Chiunga Forks, but no. We climb into a this-year Willys truck and take off for the hills. I do not have much to say to this lady wrestler but wish I had somebody smuggle me a rod to kind of even things a little between her and me. With that built she could break me in half by accident. I try to get in good with her by offering to customize her truck. “I could strip off the bumpers and put on a couple of foglights, maybe new fenders with a little trim to them,” I say, “and it wouldn’t cost you a dime. Even out here there has got to be some parts place where a person can heist what he needs.”

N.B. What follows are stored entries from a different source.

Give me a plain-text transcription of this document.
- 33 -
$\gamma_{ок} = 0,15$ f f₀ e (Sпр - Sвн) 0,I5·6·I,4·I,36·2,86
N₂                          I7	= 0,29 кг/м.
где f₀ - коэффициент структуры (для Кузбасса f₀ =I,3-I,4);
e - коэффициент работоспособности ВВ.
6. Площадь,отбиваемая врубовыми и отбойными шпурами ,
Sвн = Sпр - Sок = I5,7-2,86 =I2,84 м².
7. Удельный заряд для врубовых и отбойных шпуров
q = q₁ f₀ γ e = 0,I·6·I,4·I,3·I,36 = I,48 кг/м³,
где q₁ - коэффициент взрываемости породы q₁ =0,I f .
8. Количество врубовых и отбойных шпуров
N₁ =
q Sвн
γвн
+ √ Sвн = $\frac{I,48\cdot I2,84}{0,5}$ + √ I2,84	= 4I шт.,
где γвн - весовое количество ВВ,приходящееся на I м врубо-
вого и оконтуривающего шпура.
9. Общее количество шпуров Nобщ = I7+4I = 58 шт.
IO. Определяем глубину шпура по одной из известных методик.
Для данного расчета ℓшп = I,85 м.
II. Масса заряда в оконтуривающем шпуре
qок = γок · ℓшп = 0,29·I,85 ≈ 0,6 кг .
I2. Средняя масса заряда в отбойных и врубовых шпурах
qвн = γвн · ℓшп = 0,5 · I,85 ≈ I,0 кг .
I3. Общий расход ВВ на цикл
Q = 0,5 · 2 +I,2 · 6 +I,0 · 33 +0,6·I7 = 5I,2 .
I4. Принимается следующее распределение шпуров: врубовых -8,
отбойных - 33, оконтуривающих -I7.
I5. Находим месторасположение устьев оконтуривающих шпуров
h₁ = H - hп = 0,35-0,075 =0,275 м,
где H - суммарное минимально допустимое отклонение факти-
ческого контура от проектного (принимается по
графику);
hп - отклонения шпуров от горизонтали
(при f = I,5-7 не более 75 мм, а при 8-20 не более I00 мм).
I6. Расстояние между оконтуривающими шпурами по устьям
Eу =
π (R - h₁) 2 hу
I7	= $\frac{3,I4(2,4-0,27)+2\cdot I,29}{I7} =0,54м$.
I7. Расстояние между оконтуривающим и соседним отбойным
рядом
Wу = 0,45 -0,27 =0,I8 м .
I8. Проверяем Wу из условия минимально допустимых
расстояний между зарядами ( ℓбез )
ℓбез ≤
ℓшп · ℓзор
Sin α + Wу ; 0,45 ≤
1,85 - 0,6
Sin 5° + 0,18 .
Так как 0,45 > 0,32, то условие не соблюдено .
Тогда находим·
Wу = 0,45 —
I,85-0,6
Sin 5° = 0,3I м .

“Quiet, Bub,” she says all of a sudden, and shields her eyes peering down a side road where a car is standing in front of a shack. “I swear,” she says, “that looks like Dud Wingle’s Ford in front of Mi/’ Sigafoos’ place.” She keeps her neck twisting around to study it until it is out of sight. And she looks worried.

I figure it is not a good time to talk and anyway maybe she has notions about customizing and does not approve of it.

“What,” she says, “would Dud Wingle want with Miz’ Sigafoos?”

“I don’t know, ma’am,” I say. “Wasn’t he the gentleman you was kicking from here to Scranton?”

“Shucks, Bub, that was just a figger of speech. If I’d of wanted to kick him from here to Scranton I’d of done it. Dud and Jim and Ab and Sime think they got a right to shoot your dog if he chases the deer. I’m a peaceable woman or I’d have the law on them for shootin’ Grip. But maybe I did kind of lose my temper.” She looked worrieder yet.

“Is something wrong, ma’am?” I ask. You never can tell, but a lot of old dames talk to me like I was their uncle; to tell you the truth this is my biggest problem in a cathouse. It must be because I am a kind of thoughtful guy and it shows.

Mrs. Parry is no exception. She says to me: “You don’t know the folks up here yet, Bub, so you don’t know about Miz’ Sigafoos. I’m old English stock so I don’t

hold with their foolishness, but——” And here she looked real worried. “Miz’ Sigafoos is what they call a hex doctor.”

“What’s that, ma’am?”

“Just a lot of foolishness. Don’t you pay any attention,” she says, and then she has to concentrate on the driving. We are turning off the two-lane state highway and going up, up, up into the hills, off a blacktop road, off a gravel road, off a dirt road. No people. No houses. Fences and cows or maybe horses, I can’t tell for sure. Finally we are at her place, which is from wood and in two buildings. I start automatically for the building that is clean, new-painted, big and expensive.